One worry is that same-sex couples could have their sexual orientation outed if the information became public. Attorneys for the Oakland Police Officers Association also said portions of the ordinance are overbroad, and an officer might think he is following protocol when he is not.
The lawsuit, filed Feb. 23, demands the city “meet and confer” with the union over the new law. It also says the ordinance, as written, violates officers’ privacy rights under the California Constitution.
“It’s not that we’re against it,” said Dom Arotzarena, Oakland Police Officers Association president. “We just want to make sure the city safeguards the personal information of all the officers.”
Police supervisors, despite concerns, filled out the forms in question, the lawsuit said. Under a court’s order, the city can either sit down with the union over its grievances or return to court May 12.
Among those watching closely is Local 55 of the International Association of Fire Fighters, which represents Oakland firefighters. Chuck Garcia, the union’s president, said firefighters were required to identify their relatives working in the department last year — and said that should be enough.
Many fire supervisors have declined to fill out the disclosure forms.
“It’s asking too many personal questions,” Garcia said. “Who cares who you’re going out with?”
De La Fuente pushed for the provisions about romantic relationships, believing they were key to stopping improper hiring and promotions at City Hall. The council’s vote on the final version of the ordinance in December was unanimous, with the exception of an abstention from Jane Brunner (North Oakland), who thought the ordinance delved too far into personal lives.

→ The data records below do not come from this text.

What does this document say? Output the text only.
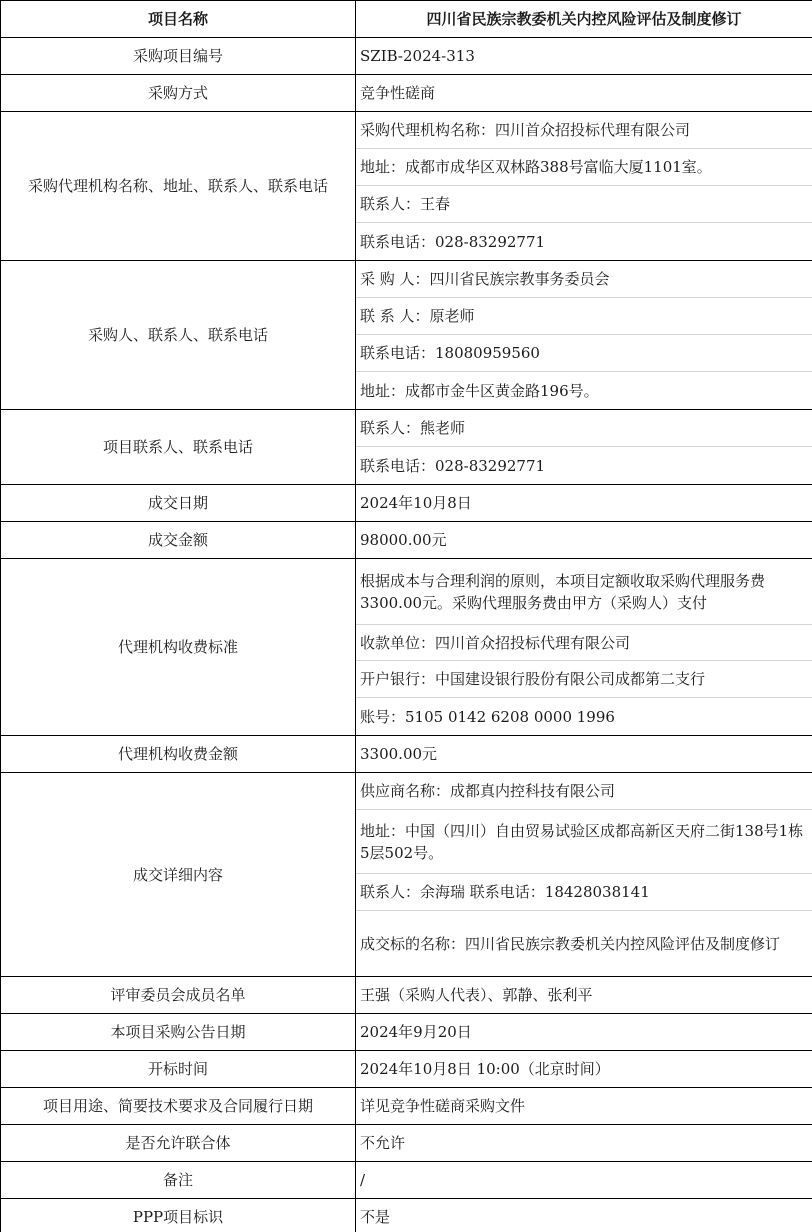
项目名称	四川省民族宗教委机关内控风险评估及制度修订
采购项目编号	SZIB-2024-313
采购方式	竞争性磋商
采购代理机构名称、地址、联系人、联系电话	采购代理机构名称：四川首众招投标代理有限公司
地址：成都市成华区双林路388号富临大厦1101室。
联系人：王春
联系电话：028-83292771

采购人、联系人、联系电话	采 购 人：四川省民族宗教事务委员会
联 系 人：原老师
联系电话：18080959560
地址：成都市金牛区黄金路196号。

项目联系人、联系电话	联系人：熊老师
联系电话：028-83292771

成交日期	2024年10月8日
成交金额	98000.00元
代理机构收费标准	根据成本与合理利润的原则，本项目定额收取采购代理服务费3300.00元。采购代理服务费由甲方（采购人）支付
收款单位：四川首众招投标代理有限公司
开户银行：中国建设银行股份有限公司成都第二支行
账号：5105 0142 6208 0000 1996

代理机构收费金额	3300.00元
成交详细内容	供应商名称：成都真内控科技有限公司
地址：中国（四川）自由贸易试验区成都高新区天府二街138号1栋5层502号。
联系人：余海瑞 联系电话：18428038141
成交标的名称：四川省民族宗教委机关内控风险评估及制度修订

评审委员会成员名单	王强（采购人代表）、郭静、张利平
本项目采购公告日期	2024年9月20日
开标时间	2024年10月8日 10:00（北京时间）
项目用途、简要技术要求及合同履行日期	详见竞争性磋商采购文件
是否允许联合体	不允许
备注	/
PPP项目标识	不是
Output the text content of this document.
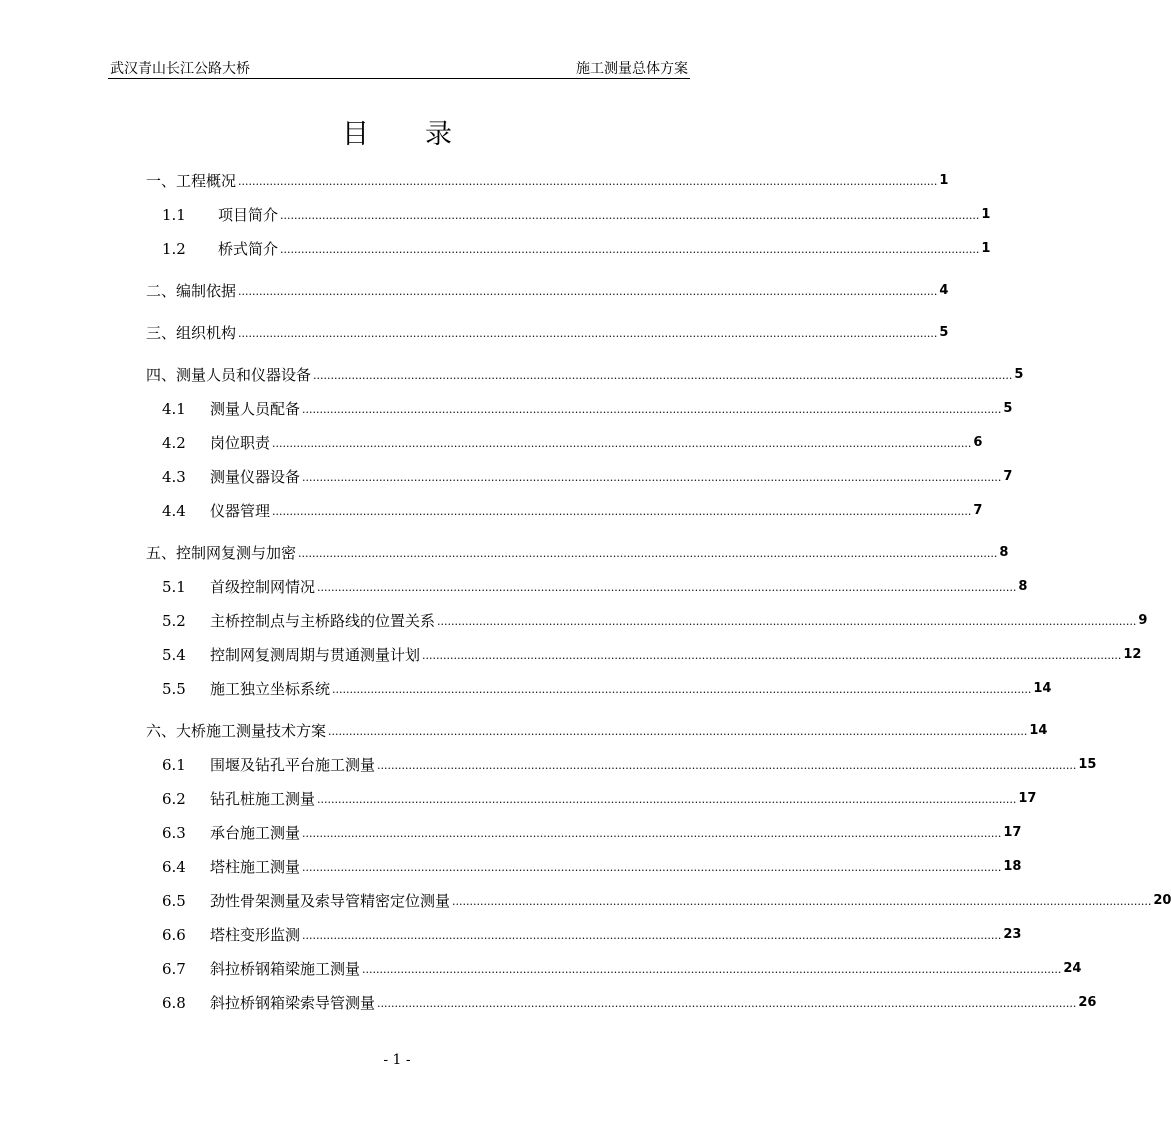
武汉青山长江公路大桥	施工测量总体方案
目录
一、工程概况 ........................................................................................................................................................................................................ 1
1.1 项目简介 ........................................................................................................................................................................................................ 1
1.2 桥式简介 ........................................................................................................................................................................................................ 1
二、编制依据 ........................................................................................................................................................................................................ 4
三、组织机构 ........................................................................................................................................................................................................ 5
四、测量人员和仪器设备 ........................................................................................................................................................................................................ 5
4.1 测量人员配备 ........................................................................................................................................................................................................ 5
4.2 岗位职责 ........................................................................................................................................................................................................ 6
4.3 测量仪器设备 ........................................................................................................................................................................................................ 7
4.4 仪器管理 ........................................................................................................................................................................................................ 7
五、控制网复测与加密 ........................................................................................................................................................................................................ 8
5.1 首级控制网情况 ........................................................................................................................................................................................................ 8
5.2 主桥控制点与主桥路线的位置关系 ........................................................................................................................................................................................................ 9
5.4 控制网复测周期与贯通测量计划 ........................................................................................................................................................................................................ 12
5.5 施工独立坐标系统 ........................................................................................................................................................................................................ 14
六、大桥施工测量技术方案 ........................................................................................................................................................................................................ 14
6.1 围堰及钻孔平台施工测量 ........................................................................................................................................................................................................ 15
6.2 钻孔桩施工测量 ........................................................................................................................................................................................................ 17
6.3 承台施工测量 ........................................................................................................................................................................................................ 17
6.4 塔柱施工测量 ........................................................................................................................................................................................................ 18
6.5 劲性骨架测量及索导管精密定位测量 ........................................................................................................................................................................................................ 20
6.6 塔柱变形监测 ........................................................................................................................................................................................................ 23
6.7 斜拉桥钢箱梁施工测量 ........................................................................................................................................................................................................ 24
6.8 斜拉桥钢箱梁索导管测量 ........................................................................................................................................................................................................ 26
- 1 -
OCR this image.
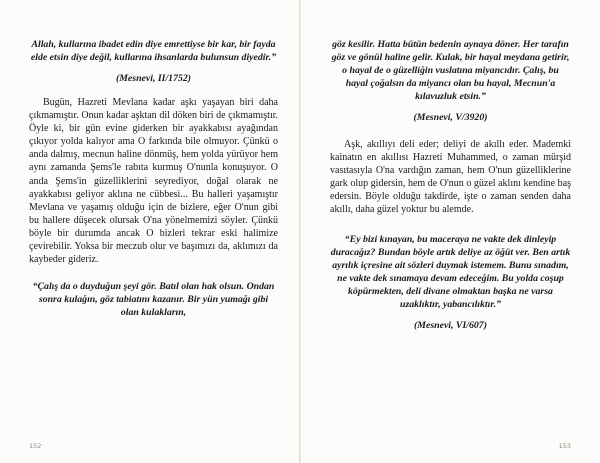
Allah, kullarına ibadet edin diye emrettiyse bir kar, bir fayda elde etsin diye değil, kullarına ihsanlarda bulunsun diyedir.”

(Mesnevi, II/1752)

Bugün, Hazreti Mevlana kadar aşkı yaşayan biri daha çıkmamıştır. Onun kadar aşktan dil döken biri de çıkmamıştır. Öyle ki, bir gün evine giderken bir ayakkabısı ayağından çıkıyor yolda kalıyor ama O farkında bile olmuyor. Çünkü o anda dalmış, mecnun haline dönmüş, hem yolda yürüyor hem aynı zamanda Şems'le rabıta kurmuş O'nunla konuşuyor. O anda Şems'in güzelliklerini seyrediyor, doğal olarak ne ayakkabısı geliyor aklına ne cübbesi... Bu halleri yaşamıştır Mevlana ve yaşamış olduğu için de bizlere, eğer O'nun gibi bu hallere düşecek olursak O'na yönelmemizi söyler. Çünkü böyle bir durumda ancak O bizleri tekrar eski halimize çevirebilir. Yoksa bir meczub olur ve başımızı da, aklımızı da kaybeder gideriz.

“Çalış da o duyduğun şeyi gör. Batıl olan hak olsun. Ondan sonra kulağın, göz tabiatını kazanır. Bir yün yumağı gibi olan kulakların,

152

göz kesilir. Hatta bütün bedenin aynaya döner. Her tarafın göz ve gönül haline gelir. Kulak, bir hayal meydana getirir, o hayal de o güzelliğin vuslatına miyancıdır. Çalış, bu hayal çoğalsın da miyancı olan bu hayal, Mecnun'a kılavuzluk etsin.”

(Mesnevi, V/3920)

Aşk, akıllıyı deli eder; deliyi de akıllı eder. Mademki kainatın en akıllısı Hazreti Muhammed, o zaman mürşid vasıtasıyla O'na vardığın zaman, hem O'nun güzelliklerine gark olup gidersin, hem de O'nun o güzel aklını kendine baş edersin. Böyle olduğu takdirde, işte o zaman senden daha akıllı, daha güzel yoktur bu alemde.

“Ey bizi kınayan, bu maceraya ne vakte dek dinleyip duracağız? Bundan böyle artık deliye az öğüt ver. Ben artık ayrılık içresine ait sözleri duymak istemem. Bunu sınadım, ne vakte dek sınamaya devam edeceğim. Bu yolda coşup köpürmekten, deli divane olmaktan başka ne varsa uzaklıktır, yabancılıktır.”

(Mesnevi, VI/607)

153
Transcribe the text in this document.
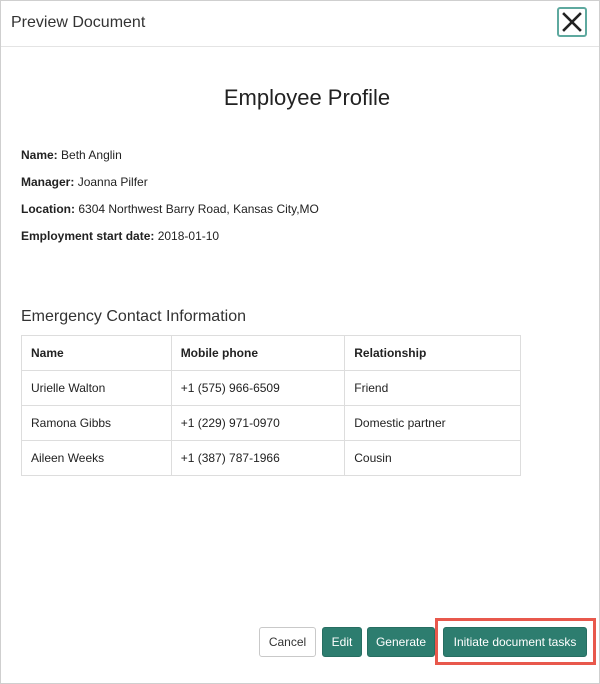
Preview Document
Employee Profile
Name: Beth Anglin
Manager: Joanna Pilfer
Location: 6304 Northwest Barry Road, Kansas City,MO
Employment start date: 2018-01-10
Emergency Contact Information
Name	Mobile phone	Relationship
Urielle Walton	+1 (575) 966-6509	Friend
Ramona Gibbs	+1 (229) 971-0970	Domestic partner
Aileen Weeks	+1 (387) 787-1966	Cousin
Cancel	Edit	Generate	Initiate document tasks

De La Fuente said the ordinance is written in a way to ensure private information does not become public. Asked about the negative reaction, De La Fuente said, “You can quote me on this: I think they’re full of (expletive).”
The longtime council member called the privacy concerns a “red herring” and said the real issue is whether the city can enact an ordinance to achieve what it was designed to do: stop nepotism and preferential treatment at City Hall.
“The reality is we specifically asked for legal opinions before we enacted the ordinance, and I believe the concerns of privacy, which are legitimate concerns, are protected in the ordinance,” he said.
Not so, said Rocky Lucia, an attorney for the police union.
“We’re not saying don’t have an anti-nepotism ordinance,” he said. “We’re saying put one together that makes sense, and falls within the confines of the law, i.e. the California Constitution.”
City Attorney John Russo did not address the substance of the lawsuit. He did question its timing, asking why the Oakland Police Officers Association did not air its problems before the council took its vote.
“Everybody knew about it,” he said. “It was covered in the papers. There was a great deal of attention, an unusual amount of attention to this issue in the press. “… It’s just odd to me that they waited until now.”
He said the union’s decision to wait and pursue legal action is a waste of dollars, and is “going to cost the taxpayers money and, frankly, going to cost the police officers money.”
But the lawsuit says the Oakland Police Officers Association had no prior knowledge that the ordinance had been adopted before the disclosure forms were circulated in February.
City Administrator Dan Lindheim had his own misgivings as the process started.
“I’m not concerned about family relationships,” he said. “I am concerned about personal, private romantic relationships, because I think people have a privacy right to those.”
But Lindheim said that did not stop him from acting in his official capacity to implement the ordinance — and that changes were made as a result of the ordinance taking effect.
“Our initial take was that six employees had situations that needed to be corrected, in which some relative was in too close a line of supervisory authority, and we needed to break that chain,” he said.
Separately, Lindheim and City Auditor Courtney Ruby settled a flap last week over Ruby’s request to obtain all the disclosure forms for her ongoing audit of the city’s hiring practices.
Roughly 85 percent of the forms were handed over to Ruby’s office Feb. 23, Lindheim said. Fifteen percent were not because they appeared to have been filled out erroneously.
Ruby demanded the administration supply the remaining 15 percent, and, initially, Lindheim planned to wait until the employees fixed the errors on their forms.
Ruby threatened to subpoena the records, and Russo agreed — as he has in the past — that Ruby is entitled to see any city record at any time.
The administration turned over the remaining forms Thursday morning, Lindheim said, after he received clear assurance Ruby had an “absolute” responsibility to keep the documents confidential.
For her part, Ruby, who had urged Oakland residents to call Mayor Ron Dellums’ office over the administration’s initial pause, said Thursday she had fresh confidence the administration shared the goals of “transparency and accountability that were vocalized this past week by the Oakland citizens.”